A candlelight dinner, a relaxing atmosphere while returning from work, a light fragrance to remove odors… doesn’t it sound beautiful?
Candles and incense have long ago invaded our homes. However, they often pollute the air we breathe in and breathe out. From tobacco to cleaning products, the sources of indoor air pollution are multiple. Candles and incense are one of the culprits for their harmful emissions. Even some governments are taking measure to control their use.
Typical measures and plans at governmental level are aimed at removing the most polluting of these fragrances from the commercial circuit: benzene, formaldehyde, acetaldehyde and other toxic or carcinogenic particles are released by these products, yet these fragrances are sold with the argument to purify the air in the first place.
This pollution of confined spaces bears social, sanitary and financial costs and fuels a paradoxical anti-asthma drugs market.

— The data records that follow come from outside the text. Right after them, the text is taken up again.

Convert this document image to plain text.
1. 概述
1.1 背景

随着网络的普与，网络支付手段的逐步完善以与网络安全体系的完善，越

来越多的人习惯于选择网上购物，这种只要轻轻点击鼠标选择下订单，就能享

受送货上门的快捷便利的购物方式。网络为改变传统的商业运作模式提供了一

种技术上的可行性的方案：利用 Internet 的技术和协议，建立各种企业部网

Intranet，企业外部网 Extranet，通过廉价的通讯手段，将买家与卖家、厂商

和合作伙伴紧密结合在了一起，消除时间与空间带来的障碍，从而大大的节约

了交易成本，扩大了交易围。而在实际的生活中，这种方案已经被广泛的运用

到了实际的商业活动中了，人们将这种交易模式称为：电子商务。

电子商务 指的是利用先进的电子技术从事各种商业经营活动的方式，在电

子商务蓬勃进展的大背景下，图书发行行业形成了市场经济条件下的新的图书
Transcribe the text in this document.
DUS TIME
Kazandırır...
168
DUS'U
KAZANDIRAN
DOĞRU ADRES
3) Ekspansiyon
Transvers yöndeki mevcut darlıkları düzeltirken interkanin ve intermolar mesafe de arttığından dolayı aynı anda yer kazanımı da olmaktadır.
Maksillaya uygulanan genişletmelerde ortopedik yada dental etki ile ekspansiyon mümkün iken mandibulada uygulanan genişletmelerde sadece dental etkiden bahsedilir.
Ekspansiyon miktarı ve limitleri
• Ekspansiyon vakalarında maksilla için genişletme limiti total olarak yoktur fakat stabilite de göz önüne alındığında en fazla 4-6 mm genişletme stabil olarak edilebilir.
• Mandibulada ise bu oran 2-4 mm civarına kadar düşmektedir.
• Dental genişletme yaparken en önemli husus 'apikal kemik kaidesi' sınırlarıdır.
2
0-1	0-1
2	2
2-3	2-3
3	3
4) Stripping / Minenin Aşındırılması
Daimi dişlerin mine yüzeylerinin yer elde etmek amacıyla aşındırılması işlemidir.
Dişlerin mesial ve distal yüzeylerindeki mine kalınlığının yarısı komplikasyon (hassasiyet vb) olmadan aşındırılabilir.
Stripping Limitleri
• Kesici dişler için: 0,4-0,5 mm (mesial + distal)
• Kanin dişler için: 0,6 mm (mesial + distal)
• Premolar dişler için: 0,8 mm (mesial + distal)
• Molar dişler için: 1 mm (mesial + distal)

For example, in a country the size of France, asthma hits 3.5 million people and 50,000 people suffer from serious respiratory ailments.
Moreover, many incences sold today have failed toxicity tests, carried out by independent laboratories: this is why several governments – especially in Europe – are starting investigation into health problems caused by incense, and intend to undertake a campaign of information and prevention for the general public, recommending to aerate at least ten minutes a day every confined space. There are similar concerns what is written on the label of these products.
However, studies are still underway to determine which products emit the most harmful substances.
Meanwhile, lovers of fragrances had better change their habits. It is always recommended to keep your room ventilated and use essential oils instead of scented candles and incense sticks.